Question

In the given wave function, $\psi = \frac{1}{81} (\frac{2}{\pi})^{\frac{1}{2}} (\frac{1}{a_0})^{\frac{3}{2}} (6 - \frac{r}{a_0} - \frac{r^2}{a_0^2}) e^{-\frac{r}{3a_0}} \cos \theta$

Identify the correct choice(s).

• A. The given orbital is $3p_z$.
• B. The given orbital is $3d_{z^2}$.
• C. The nodal surface is at a radical distance of $6a_0$ from the nucleus.
• D. The number of angular nodes in the given orbital are 2.

Answer 1

Answer: (C)

The nodal surface is at a radical distance of $6a_0$ from the nucleus.

Answer 2

Solution:

The given wave function is

$$\psi = \frac{1}{81}\left(\frac{2}{\pi}\right)^{1/2}\left(\frac{1}{a_0}\right)^{3/2}\left(6 - \frac{r}{a_0} - \frac{r^2}{a_0^2}\right)e^{-\frac{r}{3a_0}}\cos\theta.$$

1. Angular Part:
   The factor $\cos\theta$ is the angular part. For hydrogen-like orbitals, $\cos\theta$ corresponds to the spherical harmonic $Y_1^0(\theta,\phi)$ which represents a $p_z$ orbital (with $l=1$). In contrast, a $3d_{z^2}$ orbital would have an angular part proportional to $(3\cos^2\theta - 1)$.
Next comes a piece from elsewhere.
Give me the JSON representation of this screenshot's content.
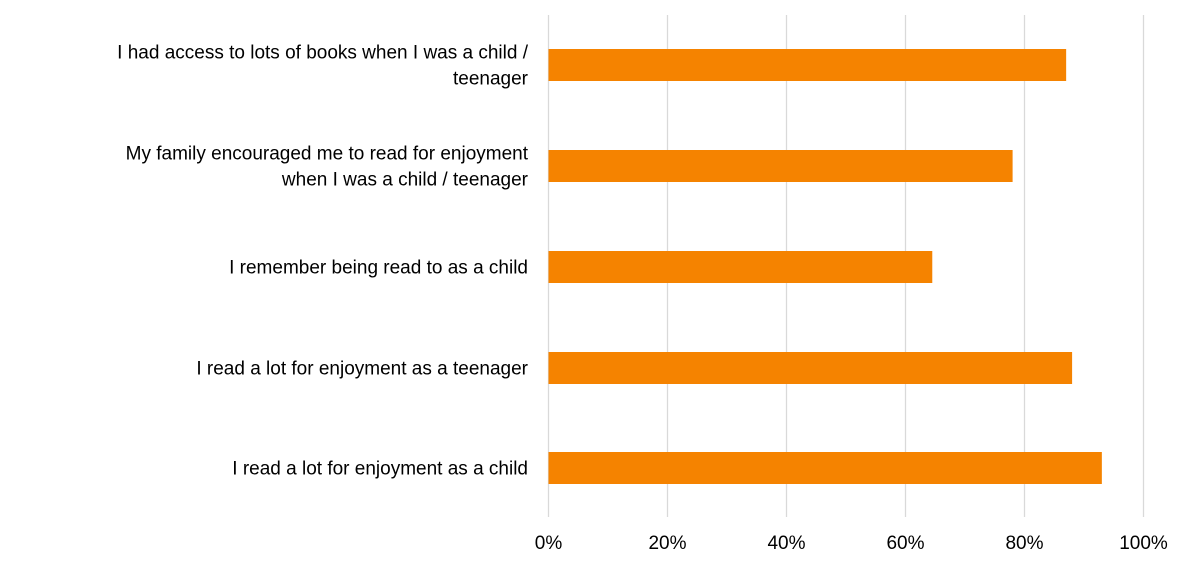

2. Radial Part and Radial Node:
   The radial part is given by

$$R(r) \propto \left(6 - \frac{r}{a_0} - \frac{r^2}{a_0^2}\right)e^{-\frac{r}{3a_0}}.$$

Setting the polynomial equal to zero to find the radial node:

$$6 - \frac{r}{a_0} - \frac{r^2}{a_0^2} = 0.$$

Multiply by $a_0^2$:

$$r^2 + r\,a_0 - 6a_0^2 = 0.$$

Let $x = \frac{r}{a_0}$; then

$$x^2 + x - 6 = 0.$$

Solving, we get:

$$x = \frac{-1 \pm \sqrt{1+24}}{2} = \frac{-1 \pm 5}{2}.$$

The positive root is:

$$x = 2 \quad\Rightarrow\quad r = 2a_0.$$

So the radial node is at $2a_0$ and not at $6a_0$.

3. Angular Nodes:
   Since $\cos\theta$ vanishes at $\theta = \pi/2$, there is 1 angular node. (For $l=1$ there is exactly one angular node.)